Kim Echlin wins $10K Toronto Book Award for novel Speak, Silence
Vicky Qiao | | Posted: October 6, 2021 3:55 PM | Last Updated: October 6, 2021
Kim Echlin has won the 2021 Toronto Book Award for her novel Speak, Silence.
Established by Toronto City Council in 1974, the prize annually recognizes literary works in all categories that are inspired by the city of Toronto.
Echlin will receive $10,000 for her win.
Speak, Silence is about a resilient sisterhood and tells the story of a history-shaping trial. The novel follows Gota, a Toronto journalist, as she travels to war-torn Europe to reunite with her former lover and report on a film festival in Sarajevo. She ends up encountering a community of women determined to confront their abusers. Echlin explores the horrors of the Bosnian war through the stories of systemic and generational sexual assault.
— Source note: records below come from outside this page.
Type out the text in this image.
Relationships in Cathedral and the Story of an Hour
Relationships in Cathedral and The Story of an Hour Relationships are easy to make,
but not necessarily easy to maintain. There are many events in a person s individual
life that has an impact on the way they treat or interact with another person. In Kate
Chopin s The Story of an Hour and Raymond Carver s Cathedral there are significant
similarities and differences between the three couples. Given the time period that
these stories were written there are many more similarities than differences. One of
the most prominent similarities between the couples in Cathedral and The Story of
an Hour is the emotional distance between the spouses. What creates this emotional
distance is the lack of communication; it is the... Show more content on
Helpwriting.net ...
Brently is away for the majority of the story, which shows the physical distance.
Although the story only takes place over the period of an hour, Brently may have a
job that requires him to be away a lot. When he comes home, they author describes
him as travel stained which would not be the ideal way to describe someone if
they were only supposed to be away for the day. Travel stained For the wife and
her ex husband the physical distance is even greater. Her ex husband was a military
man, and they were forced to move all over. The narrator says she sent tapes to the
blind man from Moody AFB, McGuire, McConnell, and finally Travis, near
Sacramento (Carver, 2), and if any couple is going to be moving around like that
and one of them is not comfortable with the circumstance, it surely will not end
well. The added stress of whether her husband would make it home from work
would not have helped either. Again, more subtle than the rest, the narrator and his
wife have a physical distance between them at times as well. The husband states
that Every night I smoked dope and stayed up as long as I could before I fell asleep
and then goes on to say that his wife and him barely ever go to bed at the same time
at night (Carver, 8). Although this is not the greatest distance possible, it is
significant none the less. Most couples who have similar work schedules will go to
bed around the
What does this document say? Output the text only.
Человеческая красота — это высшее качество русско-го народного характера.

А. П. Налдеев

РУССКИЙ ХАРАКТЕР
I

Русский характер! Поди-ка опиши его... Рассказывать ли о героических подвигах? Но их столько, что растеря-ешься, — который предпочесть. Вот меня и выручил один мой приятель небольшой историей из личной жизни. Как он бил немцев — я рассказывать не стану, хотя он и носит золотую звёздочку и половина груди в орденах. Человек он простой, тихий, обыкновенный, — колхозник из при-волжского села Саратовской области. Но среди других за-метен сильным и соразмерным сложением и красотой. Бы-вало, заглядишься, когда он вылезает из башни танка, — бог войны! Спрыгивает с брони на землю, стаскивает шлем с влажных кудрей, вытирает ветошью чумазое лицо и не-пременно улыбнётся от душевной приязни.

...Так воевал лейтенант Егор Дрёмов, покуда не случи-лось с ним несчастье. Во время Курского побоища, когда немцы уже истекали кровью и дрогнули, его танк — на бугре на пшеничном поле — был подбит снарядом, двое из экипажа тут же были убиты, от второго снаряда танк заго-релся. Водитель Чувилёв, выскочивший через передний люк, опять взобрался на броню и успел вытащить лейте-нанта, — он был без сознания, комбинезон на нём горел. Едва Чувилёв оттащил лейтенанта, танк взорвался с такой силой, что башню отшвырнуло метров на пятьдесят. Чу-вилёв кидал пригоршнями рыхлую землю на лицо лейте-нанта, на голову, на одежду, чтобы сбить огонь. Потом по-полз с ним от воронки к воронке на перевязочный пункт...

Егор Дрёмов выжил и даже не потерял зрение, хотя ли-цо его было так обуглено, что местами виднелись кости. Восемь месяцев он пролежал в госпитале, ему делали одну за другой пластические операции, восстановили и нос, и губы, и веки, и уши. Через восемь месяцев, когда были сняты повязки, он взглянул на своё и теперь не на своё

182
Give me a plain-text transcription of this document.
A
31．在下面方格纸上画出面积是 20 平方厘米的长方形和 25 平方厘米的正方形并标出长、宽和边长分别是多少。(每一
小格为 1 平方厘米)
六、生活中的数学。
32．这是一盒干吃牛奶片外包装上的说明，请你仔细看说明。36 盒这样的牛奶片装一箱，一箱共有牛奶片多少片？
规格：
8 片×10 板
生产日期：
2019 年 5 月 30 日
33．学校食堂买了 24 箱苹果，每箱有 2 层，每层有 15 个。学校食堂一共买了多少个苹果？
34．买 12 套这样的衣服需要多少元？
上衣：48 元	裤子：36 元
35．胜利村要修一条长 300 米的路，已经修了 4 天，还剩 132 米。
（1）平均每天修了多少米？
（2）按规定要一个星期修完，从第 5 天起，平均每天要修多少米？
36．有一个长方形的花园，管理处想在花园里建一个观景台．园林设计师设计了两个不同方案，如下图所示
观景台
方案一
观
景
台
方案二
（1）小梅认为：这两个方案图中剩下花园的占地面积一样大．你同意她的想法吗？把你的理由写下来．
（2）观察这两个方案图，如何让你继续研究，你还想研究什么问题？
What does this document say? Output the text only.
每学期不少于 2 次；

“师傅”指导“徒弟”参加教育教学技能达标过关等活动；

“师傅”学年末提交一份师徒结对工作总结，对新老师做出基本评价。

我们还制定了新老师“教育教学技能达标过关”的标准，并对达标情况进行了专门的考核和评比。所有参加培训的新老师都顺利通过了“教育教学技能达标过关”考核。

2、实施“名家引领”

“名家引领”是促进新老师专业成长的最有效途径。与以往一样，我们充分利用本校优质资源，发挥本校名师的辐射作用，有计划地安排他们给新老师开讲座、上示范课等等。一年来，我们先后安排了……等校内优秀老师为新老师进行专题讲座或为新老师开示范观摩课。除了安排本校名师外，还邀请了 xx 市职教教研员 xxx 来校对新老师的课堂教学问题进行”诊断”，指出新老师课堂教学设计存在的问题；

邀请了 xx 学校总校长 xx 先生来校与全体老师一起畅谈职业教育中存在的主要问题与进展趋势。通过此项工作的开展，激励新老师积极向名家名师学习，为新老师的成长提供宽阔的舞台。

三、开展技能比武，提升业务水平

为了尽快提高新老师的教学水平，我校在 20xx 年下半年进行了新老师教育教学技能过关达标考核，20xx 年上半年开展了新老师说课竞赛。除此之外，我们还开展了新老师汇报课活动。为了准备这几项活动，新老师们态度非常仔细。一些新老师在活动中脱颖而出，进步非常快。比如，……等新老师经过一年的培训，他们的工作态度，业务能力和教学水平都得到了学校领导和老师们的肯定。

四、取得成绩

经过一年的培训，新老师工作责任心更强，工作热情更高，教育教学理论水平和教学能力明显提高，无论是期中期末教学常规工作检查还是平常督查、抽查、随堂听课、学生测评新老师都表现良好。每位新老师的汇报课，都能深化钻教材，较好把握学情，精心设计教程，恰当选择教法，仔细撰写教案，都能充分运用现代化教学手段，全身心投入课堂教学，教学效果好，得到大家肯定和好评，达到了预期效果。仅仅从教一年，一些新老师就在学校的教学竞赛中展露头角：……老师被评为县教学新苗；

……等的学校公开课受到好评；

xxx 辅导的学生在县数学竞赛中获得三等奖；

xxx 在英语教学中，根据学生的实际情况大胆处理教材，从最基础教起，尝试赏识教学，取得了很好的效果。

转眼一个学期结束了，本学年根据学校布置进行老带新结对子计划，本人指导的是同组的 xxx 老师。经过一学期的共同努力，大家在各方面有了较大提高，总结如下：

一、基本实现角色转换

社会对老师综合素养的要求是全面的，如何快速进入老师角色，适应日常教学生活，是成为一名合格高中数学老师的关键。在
Echlin is the author of novels Elephant Winter, Dagmar's Daughter, Under the Visible Life and The Disappeared, which was shortlisted for the Scotiabank Giller Prize and won the Barnes & Noble Discover Great New Writers Award for Fiction. She's also won the CBC Nonfiction Prize. Echlin lives in Toronto.
Speak, Silence was chosen from 93 submissions, which was narrowed down to six finalists. Each finalist will receive $1,000.
The other titles on the 2021 shortlist were journalist Justin Ling for his nonfiction book Missing from the Village, playwright and performer Catherine Hernandez for the novel Crosshairs, Catherine Graham for the poetry collection Æther: An Out-of-Body Lyric, Faye Guenther for the short story collection Swimmers in Winter and University of Toronto professor Rinaldo Walcott for the nonfiction book On Property.
The 2021 jury was made up of Geoffrey E. Taylor, Christine Miskonoodinkwe Smith, Andy Stanleigh, Angela Wright and Sanchari Sur.
Journalist and activist Desmond Cole won last year for his memoir The Skin We're In.